With the arrival of Blue Monday in this particular dismal start to the year, with increasing political tensions and rising Covid cases, the winter nights certainly seem darker, longer and lonelier. However, with this article, I hope to suggest some expert Scanidanavian winter advice, which has a reassuring success rate as Scandinavian countries top the list of happiest countries in the world, in a study by Condé Naste Traveller. This advice has been curated with inspiration from Swedish and Danish traditions dating back to the 18th Century, emphasising the importance of self-care. These Scandinavian traditions can help us focus on the importance of wellbeing, which should be the primary focus of our winter survival kits this year.
If you are locked down alone in Edinburgh, with your flatmates, or even at your family home, these rituals might help offer some relief to encourage gratitude, stillness and peace on these particularly dark winter nights.
Hygge (pronounced hoo-gah)
A Danish tradition first introduced in the 18th century to emphasise the importance of well-being and self-care; something of great importance in Scandinavian culture, especially in the winter months. It is central within the Danish language to acknowledge a moment of comfort and gratitude which can be crucial to surviving the sometimes overwhelmingly long winter nights.
Mys (pronounced mees):
Hygge has since been integrated into Swedish culture with the winter ritual of mys, which directly translates as “coziness” and emphasises the importance of creating a comforting, familiar environment – two adjectives that seem rather foreign in Covid life. To help inspire these intimate spaces, recommendations for incorporating mys into your lifestyle include embracing stillness surrounded by all of your favourite home comforts: blankets, candles, warm lighting and your favourite movies and food.

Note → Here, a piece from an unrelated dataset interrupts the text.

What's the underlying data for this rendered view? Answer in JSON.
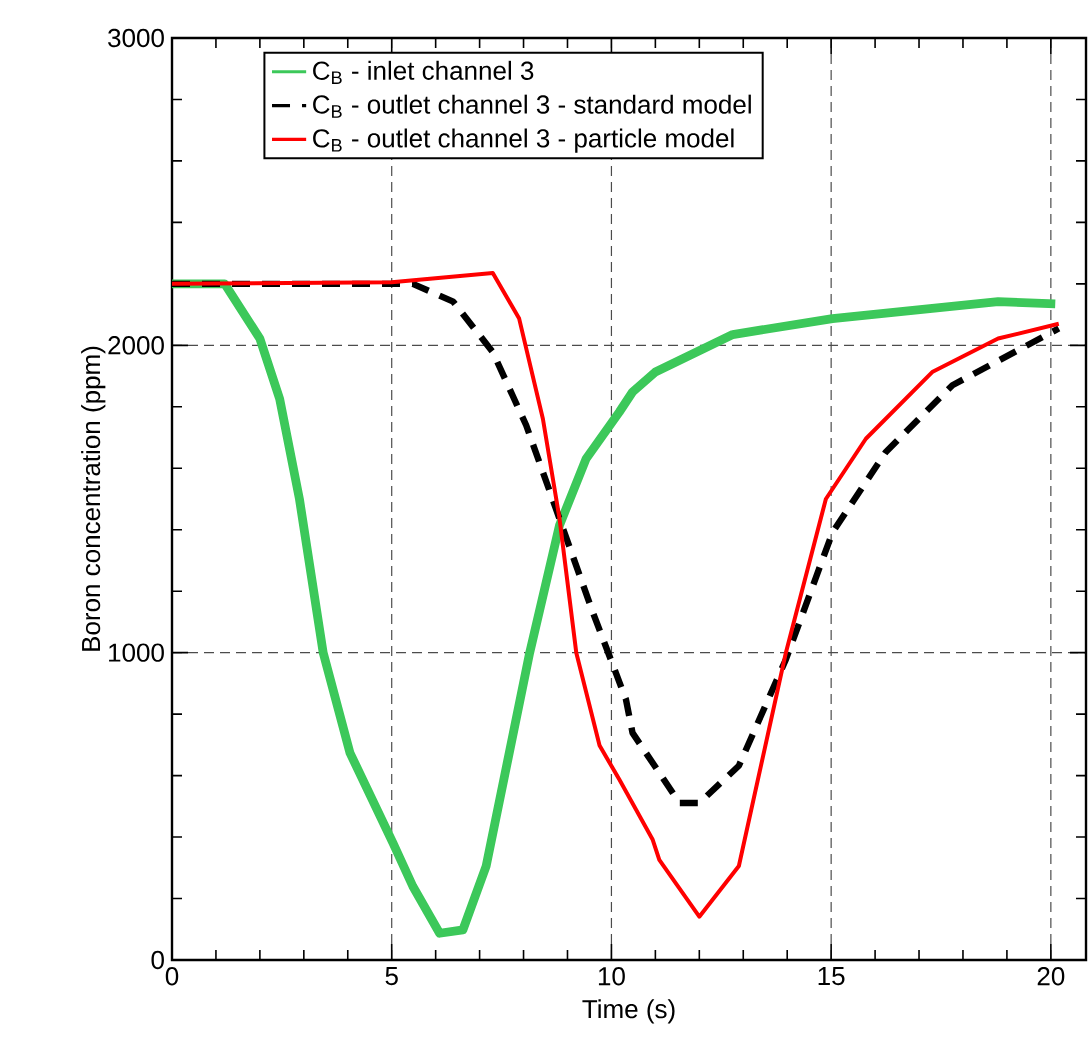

A term which might be the answer to surviving a third lockdown, winter, and maybe even the rest of 2021 is an extension of mys, known as ‘fredagsmys’, which translates to ‘cosy Fridays’. This ritual is key to surviving winter nights in Sweden. The concept is exactly as it sounds: celebrating the end of the week with a cosy night filled with your favourite people, movies, treats and comfiest clothes – except, it is an established tradition that encompasses and encourages the act of self-care.
The Scandinavian focus on wellbeing also extends past fredagsmys, focusing on the importance of embracing outdoor winter life, known as friluftsliv. I know we don’t need any more lockdown walks, but the Swedish mantra ‘there’s no such thing as bad weather, just bad clothes’, promotes the importance of fresh air, even on the coldest of days. Crisp, winter mornings offer the perfect environment to embrace friluftsliv to boost your mood and strengthen your heart – something I know we all need right now.
The emphasis on ‘slowing down’ and creating healthy habits has become increasingly crucial for university students, especially as we battle the varying lockdown and travel restrictions, preventing us from experiencing normal life. I believe there is huge benefit in having words and traditions integrated into language and culture that encourage the practice of self-care, as although it shouldn’t need validating, it offers a subconscious reassurance of the importance of your mental health.
I encourage you to adopt some Scandi traditions and use them to prioritise your self-care: Indulge in fika (‘me’ time), bake some kanelbulle (cinnamon buns, for a banana bread alternative) and personalise your version of mys to hopefully help to relieve some winter-induced, Covid-induced, and new-semester-induced anxieties.